The second graph shows the HSBC projections for the world in 2050. They did this three years ago, taking a similar model to Goldman Sachs but tweaking the inputs to produce a rather different, and arguably more credible, outcome. China is the largest economy in the world, but passes the US rather later than Goldman predicted. India is number three behind the US, but much further behind. Brazil grows well, but is still behind the UK in size. Russia did much worse than the Goldman projections showed, while Indonesia does better. Mexico does well, too.
The big point here is that while the emerging world gains ground on the G7 it doesn’t do so as swiftly as Goldman expected. The G7 will still occupy six out of the 10 top places. The UK is still number six. We lose some relevance, of course, but collectively the G7 will still matter a great deal.

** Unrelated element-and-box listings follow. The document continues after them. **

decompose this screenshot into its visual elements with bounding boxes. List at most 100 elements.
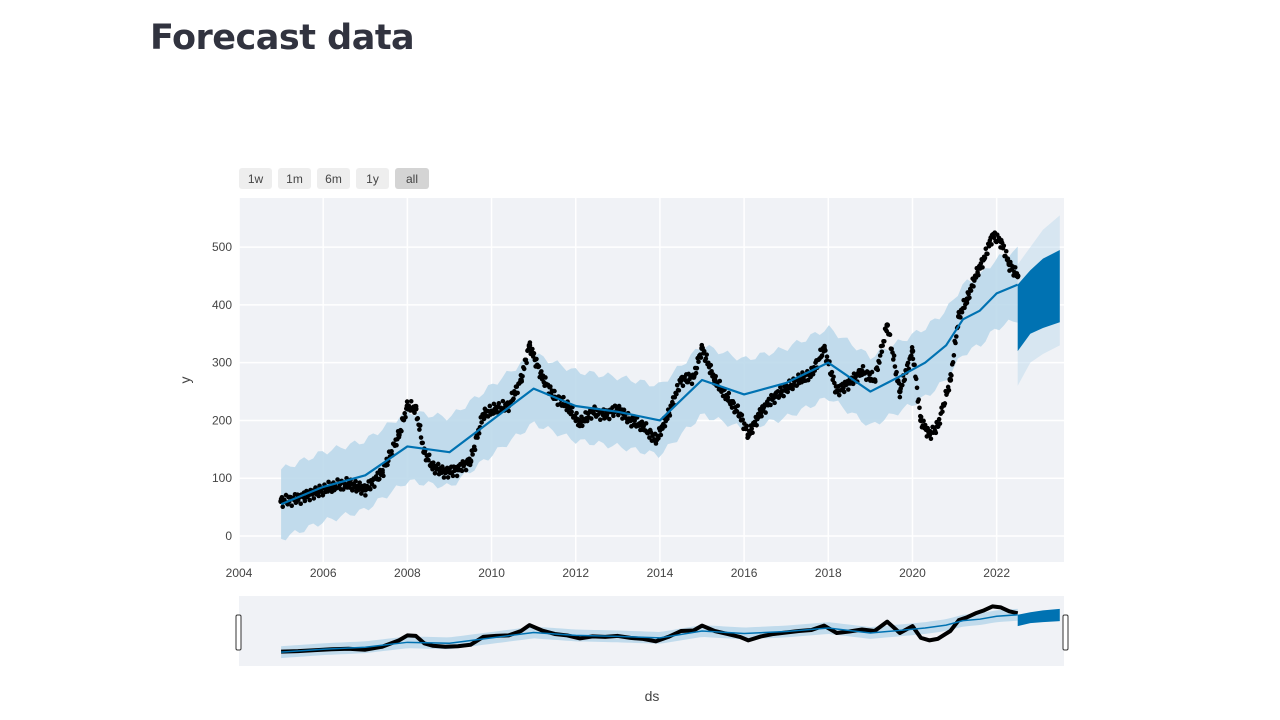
observed-point-9: [412, 406, 419, 412]
observed-point: [890, 357, 896, 362]
y-tick-label-100: 100: [212, 471, 232, 485]
page-title: Forecast data: [150, 18, 415, 58]
observed-point: [1001, 243, 1007, 249]
observed-point: [881, 338, 887, 344]
range-button-6m[interactable]: 6m: [317, 168, 350, 189]
observed-point: [363, 493, 368, 498]
future-forecast-band: [1017, 250, 1060, 352]
observed-point: [950, 360, 956, 365]
observed-point-60: [998, 238, 1004, 245]
observed-point: [377, 476, 382, 482]
range-button-1y[interactable]: 1y: [356, 168, 389, 189]
observed-point: [805, 377, 811, 383]
observed-point: [829, 369, 835, 375]
range-slider-left-handle[interactable]: [235, 614, 242, 651]
observed-point: [819, 353, 825, 358]
observed-point: [491, 401, 497, 407]
observed-point: [403, 414, 408, 420]
observed-point-49: [897, 388, 903, 395]
observed-point: [735, 403, 741, 408]
observed-point-51: [918, 417, 924, 424]
observed-point: [402, 411, 407, 416]
observed-point-35: [724, 394, 731, 401]
observed-point: [536, 364, 542, 369]
observed-point: [584, 418, 590, 424]
observed-point: [892, 364, 898, 369]
observed-point-57: [972, 273, 979, 279]
observed-point: [496, 401, 502, 406]
observed-point: [539, 369, 544, 374]
observed-point: [968, 288, 974, 293]
observed-point-53: [934, 423, 941, 430]
observed-point-48: [884, 322, 891, 328]
observed-point: [320, 492, 326, 498]
observed-point: [951, 353, 957, 358]
observed-point: [676, 388, 682, 393]
observed-point: [1003, 248, 1009, 254]
observed-point: [674, 391, 679, 397]
observed-point: [980, 265, 985, 270]
observed-point: [894, 369, 899, 375]
observed-point-39: [770, 394, 777, 401]
observed-point: [408, 398, 414, 404]
observed-point: [693, 370, 699, 376]
observed-point: [534, 356, 539, 362]
observed-point: [632, 418, 637, 423]
observed-point-43: [821, 345, 827, 352]
observed-point: [415, 416, 421, 421]
observed-point: [914, 385, 920, 391]
observed-point: [880, 343, 885, 348]
observed-point: [595, 412, 601, 418]
x-tick-label-2016: 2016: [731, 566, 758, 580]
observed-point-13: [455, 466, 461, 473]
observed-point-11: [429, 463, 436, 470]
range-slider-right-handle[interactable]: [1062, 614, 1069, 651]
observed-point-50: [909, 348, 916, 354]
observed-point: [940, 409, 945, 415]
observed-point: [280, 504, 286, 510]
observed-point: [698, 355, 704, 360]
x-tick-label-2006: 2006: [310, 566, 337, 580]
observed-point: [775, 389, 781, 394]
observed-point: [875, 367, 881, 373]
observed-point-28: [640, 423, 646, 430]
observed-point: [658, 432, 664, 438]
observed-point: [418, 435, 424, 440]
observed-point-31: [678, 377, 684, 383]
observed-point-61: [1006, 261, 1013, 268]
observed-point-62: [1014, 273, 1021, 279]
observed-point: [836, 392, 842, 398]
observed-point: [768, 402, 773, 408]
observed-point: [726, 390, 732, 396]
observed-point: [487, 403, 493, 409]
observed-point-27: [627, 417, 634, 424]
range-slider-preview: [281, 604, 1060, 659]
observed-point: [479, 420, 484, 425]
observed-point: [942, 401, 948, 406]
range-button-1m[interactable]: 1m: [278, 168, 311, 189]
slider-observed-trace: [281, 604, 1019, 654]
observed-point-10: [421, 449, 428, 456]
observed-point: [696, 359, 701, 365]
range-button-all[interactable]: all: [395, 168, 429, 189]
observed-point-5: [362, 486, 369, 493]
y-tick-label-500: 500: [212, 240, 232, 254]
observed-point: [561, 394, 566, 400]
observed-point: [971, 284, 976, 289]
observed-point: [946, 387, 952, 393]
observed-point: [744, 423, 750, 429]
observed-point: [298, 501, 304, 507]
observed-point: [754, 422, 759, 428]
observed-point: [515, 390, 520, 396]
observed-point: [708, 362, 714, 368]
observed-point-24: [589, 408, 596, 415]
range-button-1w[interactable]: 1w: [239, 168, 272, 189]
x-tick-label-2014: 2014: [647, 566, 674, 580]
observed-point: [750, 430, 755, 436]
observed-point: [879, 349, 885, 355]
observed-point-29: [652, 437, 659, 444]
observed-point: [674, 382, 680, 388]
observed-point: [588, 416, 594, 421]
observed-point: [917, 405, 922, 411]
observed-point: [1005, 256, 1011, 262]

Put these two graphs together and a more nuanced picture emerges. The first thing surely is that we should recognise that the emerging world will gain ground vis-à-vis the developed world. There is no question about that. Further, there is no question that in some areas of economic activity, the baton of growth will pass to these countries. But the performance of different parts of the emerging world will be very different, not only in terms of growth, but also in wealth and education. There will be some areas of economic activity where the present developed world won’t matter much. But there will be others – I would put education and scientific research at the top – where the world will still be led by the present developed nations, notably the US.
Seen in this light, the concept of the Brics has been an enormously useful one, because it made us aware of a seismic shift in power. But we need to move on from that, recognising the differences within the emerging world, but also thinking about how the developed world can continue to press forward, supplying leadership and judgement as well as technology.